I'm curious to know if anyone has noticed different behavior from their dub family and friends since the Aug. KM about disfellowshipped ones. I've noticed that my mother is no longer emailing me, nor is she responding to my emails. I really wish that she would just come out directly and state that she will no longer talk to me instead of just ignoring everything, thinking I will go away.
August KM Fall Out
Yes, I think so.
We feel that our children are under enormous pressure to sever any connection AT ALL with their parents.
Just this week, we're living in a kind of zombie world, as it were.
I'm sure this has been made worse by the KM article.
I have talked to several very faithful JW's (former missionary - former HLC member - pioneer sister 20 years) and they all felt that the article sets the stage for fanatic witch-hunts.
It will primarily affect baby-boom generation members who are Elders. Elders have some of the most rebellious kids because they have heard their fathers talk about all the garbage that goes on in the congregation. And because Elders play the time-consuming game of "Reaching Out" they have neglected their kids. A lot of Elders have disfellowshipped children. Contrary to some of the opinions on this board I believe Elder's kids are more likely to be disfellowshipped because there are usually other Elder's that want to Zap them to get even for some old arguments over KH remodeling project or thermostat settings.
I predict a bigger reaction to this KM insert than to the whole Silent Lambs thing.
Thanks for your replies thus far. Interesting viewpoint proplog2. I've always believed that elders neglected their own children, thus the reason so many leave the organization. It will be interesting to see how everything turns out. I really think that some will wise up someday - like my parents who have had their heart strings yanked back and forth because of the asses in Brooklyn deciding one minute that it's okay to talk to df family and then reversing that decision later and so on. My parents have enjoyed the past few years of associating with my brother especially since he had their first grandbaby. I'm wondering what they think about having a much more difficult time avoiding him, but trying to see the baby.

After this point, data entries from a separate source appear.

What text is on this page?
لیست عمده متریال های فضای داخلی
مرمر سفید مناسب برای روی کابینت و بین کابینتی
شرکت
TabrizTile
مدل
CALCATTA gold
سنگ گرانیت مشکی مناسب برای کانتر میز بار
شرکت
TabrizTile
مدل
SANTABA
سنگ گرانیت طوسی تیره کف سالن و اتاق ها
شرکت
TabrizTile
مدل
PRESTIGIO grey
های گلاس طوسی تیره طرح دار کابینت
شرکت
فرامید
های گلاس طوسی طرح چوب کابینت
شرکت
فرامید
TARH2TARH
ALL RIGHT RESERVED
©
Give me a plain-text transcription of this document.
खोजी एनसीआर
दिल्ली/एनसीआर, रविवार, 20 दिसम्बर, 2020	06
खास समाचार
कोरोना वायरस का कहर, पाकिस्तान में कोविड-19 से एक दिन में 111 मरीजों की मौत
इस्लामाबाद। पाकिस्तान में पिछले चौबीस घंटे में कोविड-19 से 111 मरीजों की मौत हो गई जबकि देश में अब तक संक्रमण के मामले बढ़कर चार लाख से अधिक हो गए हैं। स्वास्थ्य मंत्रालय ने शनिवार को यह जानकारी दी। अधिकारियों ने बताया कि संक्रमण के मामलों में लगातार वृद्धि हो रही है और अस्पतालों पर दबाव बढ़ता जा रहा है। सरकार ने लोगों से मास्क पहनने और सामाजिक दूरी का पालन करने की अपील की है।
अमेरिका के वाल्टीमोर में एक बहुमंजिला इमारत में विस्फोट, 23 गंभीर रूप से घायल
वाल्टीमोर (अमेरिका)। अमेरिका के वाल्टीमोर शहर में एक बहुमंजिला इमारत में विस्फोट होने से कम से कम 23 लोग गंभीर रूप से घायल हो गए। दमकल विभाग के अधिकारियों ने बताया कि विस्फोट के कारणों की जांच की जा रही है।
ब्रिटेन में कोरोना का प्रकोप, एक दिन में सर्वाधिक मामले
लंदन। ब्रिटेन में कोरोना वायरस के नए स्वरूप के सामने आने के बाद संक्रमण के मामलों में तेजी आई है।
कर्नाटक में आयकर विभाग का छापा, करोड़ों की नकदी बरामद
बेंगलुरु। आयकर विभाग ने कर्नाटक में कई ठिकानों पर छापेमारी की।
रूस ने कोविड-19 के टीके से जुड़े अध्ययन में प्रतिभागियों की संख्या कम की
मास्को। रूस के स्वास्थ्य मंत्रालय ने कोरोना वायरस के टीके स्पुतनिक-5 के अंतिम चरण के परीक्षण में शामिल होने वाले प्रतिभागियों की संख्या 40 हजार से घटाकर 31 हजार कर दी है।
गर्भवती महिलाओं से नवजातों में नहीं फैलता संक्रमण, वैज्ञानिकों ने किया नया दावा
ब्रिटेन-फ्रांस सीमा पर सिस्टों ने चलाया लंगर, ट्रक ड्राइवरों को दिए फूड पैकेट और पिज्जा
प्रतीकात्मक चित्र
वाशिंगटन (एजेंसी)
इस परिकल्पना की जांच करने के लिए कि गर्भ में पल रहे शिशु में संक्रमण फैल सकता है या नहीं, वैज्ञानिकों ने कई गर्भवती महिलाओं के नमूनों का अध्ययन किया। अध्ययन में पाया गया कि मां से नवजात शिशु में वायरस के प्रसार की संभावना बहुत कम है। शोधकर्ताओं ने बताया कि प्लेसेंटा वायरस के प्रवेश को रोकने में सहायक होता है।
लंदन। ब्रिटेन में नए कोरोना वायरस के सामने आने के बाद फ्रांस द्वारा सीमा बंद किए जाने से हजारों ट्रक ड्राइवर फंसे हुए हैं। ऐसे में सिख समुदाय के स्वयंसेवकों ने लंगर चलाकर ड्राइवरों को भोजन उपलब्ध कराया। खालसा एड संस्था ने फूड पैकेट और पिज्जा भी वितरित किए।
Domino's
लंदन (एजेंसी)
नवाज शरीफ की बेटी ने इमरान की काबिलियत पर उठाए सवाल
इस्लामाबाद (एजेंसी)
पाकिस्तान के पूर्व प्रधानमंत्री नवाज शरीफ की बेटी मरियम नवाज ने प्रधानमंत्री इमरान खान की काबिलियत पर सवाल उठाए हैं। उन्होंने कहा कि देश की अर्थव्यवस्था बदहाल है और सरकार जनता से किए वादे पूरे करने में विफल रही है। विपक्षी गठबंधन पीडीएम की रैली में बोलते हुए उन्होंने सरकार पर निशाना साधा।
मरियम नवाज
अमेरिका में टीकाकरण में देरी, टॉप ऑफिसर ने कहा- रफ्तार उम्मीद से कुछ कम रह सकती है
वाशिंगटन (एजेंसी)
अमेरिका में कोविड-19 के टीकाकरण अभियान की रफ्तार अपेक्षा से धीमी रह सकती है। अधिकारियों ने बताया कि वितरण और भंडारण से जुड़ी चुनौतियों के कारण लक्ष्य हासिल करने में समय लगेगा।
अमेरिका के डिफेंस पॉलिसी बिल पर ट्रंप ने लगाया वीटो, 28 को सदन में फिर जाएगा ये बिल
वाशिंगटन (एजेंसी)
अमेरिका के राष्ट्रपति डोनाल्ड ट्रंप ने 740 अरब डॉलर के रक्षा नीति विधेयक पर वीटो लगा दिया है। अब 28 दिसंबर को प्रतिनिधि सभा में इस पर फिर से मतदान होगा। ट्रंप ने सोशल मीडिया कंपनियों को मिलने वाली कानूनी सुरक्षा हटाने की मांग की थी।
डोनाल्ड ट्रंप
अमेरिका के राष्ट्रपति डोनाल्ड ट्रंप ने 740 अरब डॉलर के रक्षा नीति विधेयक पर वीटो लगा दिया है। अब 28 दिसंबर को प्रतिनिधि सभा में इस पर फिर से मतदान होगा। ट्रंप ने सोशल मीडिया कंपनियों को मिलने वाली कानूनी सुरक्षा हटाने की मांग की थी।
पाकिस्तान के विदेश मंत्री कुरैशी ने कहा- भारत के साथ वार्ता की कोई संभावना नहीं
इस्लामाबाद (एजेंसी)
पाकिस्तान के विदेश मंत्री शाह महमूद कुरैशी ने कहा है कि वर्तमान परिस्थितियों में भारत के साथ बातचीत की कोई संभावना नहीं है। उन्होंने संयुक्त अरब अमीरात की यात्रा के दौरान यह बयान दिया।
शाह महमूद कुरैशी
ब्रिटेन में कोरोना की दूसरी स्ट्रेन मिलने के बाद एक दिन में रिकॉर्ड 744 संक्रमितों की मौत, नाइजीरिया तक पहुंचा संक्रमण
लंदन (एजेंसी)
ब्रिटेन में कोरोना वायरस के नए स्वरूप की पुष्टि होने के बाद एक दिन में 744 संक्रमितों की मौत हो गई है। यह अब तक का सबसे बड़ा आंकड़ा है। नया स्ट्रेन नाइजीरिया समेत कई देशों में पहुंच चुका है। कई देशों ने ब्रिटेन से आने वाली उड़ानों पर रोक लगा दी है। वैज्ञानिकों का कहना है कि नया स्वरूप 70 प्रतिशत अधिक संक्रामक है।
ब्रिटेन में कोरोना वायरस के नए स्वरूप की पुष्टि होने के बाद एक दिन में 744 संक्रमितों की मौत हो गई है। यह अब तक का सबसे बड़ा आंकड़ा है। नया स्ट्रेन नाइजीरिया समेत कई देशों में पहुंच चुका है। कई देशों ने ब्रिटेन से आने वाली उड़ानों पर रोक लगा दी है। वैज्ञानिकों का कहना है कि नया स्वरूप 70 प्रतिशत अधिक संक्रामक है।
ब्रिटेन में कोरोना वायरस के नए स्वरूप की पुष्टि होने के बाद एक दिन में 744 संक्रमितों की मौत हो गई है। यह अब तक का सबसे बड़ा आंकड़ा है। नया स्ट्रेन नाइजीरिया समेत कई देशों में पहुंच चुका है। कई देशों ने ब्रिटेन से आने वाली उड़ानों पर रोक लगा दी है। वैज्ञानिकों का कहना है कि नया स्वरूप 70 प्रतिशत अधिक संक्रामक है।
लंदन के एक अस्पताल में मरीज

My only contact to that world is my JW sister. I talk to her on the phone about every two weeks. Our last conversation was about two weeks ago and everything was fine between us. I think I am going to wait for about two months before I call her again, hoping that whatever effect the KM has on her will soften a little over time. I really thank those who brought the KM article to our attention.
My daughter has come out and said that she can no longer have communications with me. After twelve years, we were on track. The progress that we have made over the last two years was destroyed by that one KM. I did not think that it would effect me as it has. I was going to wait a month, perhaps I should do as you larc and wait two.
In any event I will not longer keep all of this inside as I have done in the past. If she does not come around I plan to be vocal to all of my relatives about her religion and what it has told her to do. Perhaps such a loving provision from Jehovah will move them to want to study the bible and embrace "the truth" wholeheartedly, and to see what a loving kind god Jehovah really is.
My mother insists there is no change. I have to admit I read the article carefully, and I don't see a change either.
Is it a reminder because they had gotten lax on this subject?
If anyone sees a change, tell me where it is, please. It is identical to a WT article from about 15-20 years ago.
Sorry to hear about your daughter witchywoman.
I've decided that I'm no longer going to let my parents control our relationship, which ultimately means the the WTBS has control. Therefore, I'm no longer going to allow them to try and develop a relationship with me until they have left that damn organization. Here I had put a lot of hope into a possible relationship with them, since they were talking to me and even allowing me to come to their home. But since this KM, all hope has been lost until the asses in Brooklyn change their mind again, and open of the family lines of communication. Therefore, as stated before, until they leave that organization, never again will I allow a relationship to bud with them.
Mulan, I think you are right in that there is no change. It is just that those articles, some written 20 years ago, have not been studied, read, or researched by many who have become JWs in the last few years. Then those who did read those articles have gotten lax, seeing how far they can stretch the envelope, many of them elders with DF'd children who have had their own children. The unofficial word behind the scenes is to play down elders associating with DF'd family. Unofficially, Brooklyn will not take action against these elders unless the elders flaunt it. The org is so short on elders now they can't afford to DF any.
Mulan, I think the change most likely lies in private instructions given to elders. I read somewhere that years after the WT article that you are referring to, the society sent private information to elders stating that ones could in fact have dealings with disfellowshipped family without being punished. However, from what I read, they were instructed to keep this new information confidential, however if they heard of family having contact with df family members, not to pursue the issue judicially as they had been instructed earlier. Therefore, with this reiteration in the KM, I would bet my ass that they have also sent private info to the elders stating that now they should judicially pursue those who do associate with df family.
Anyone have further info on this or a correction to my understanding?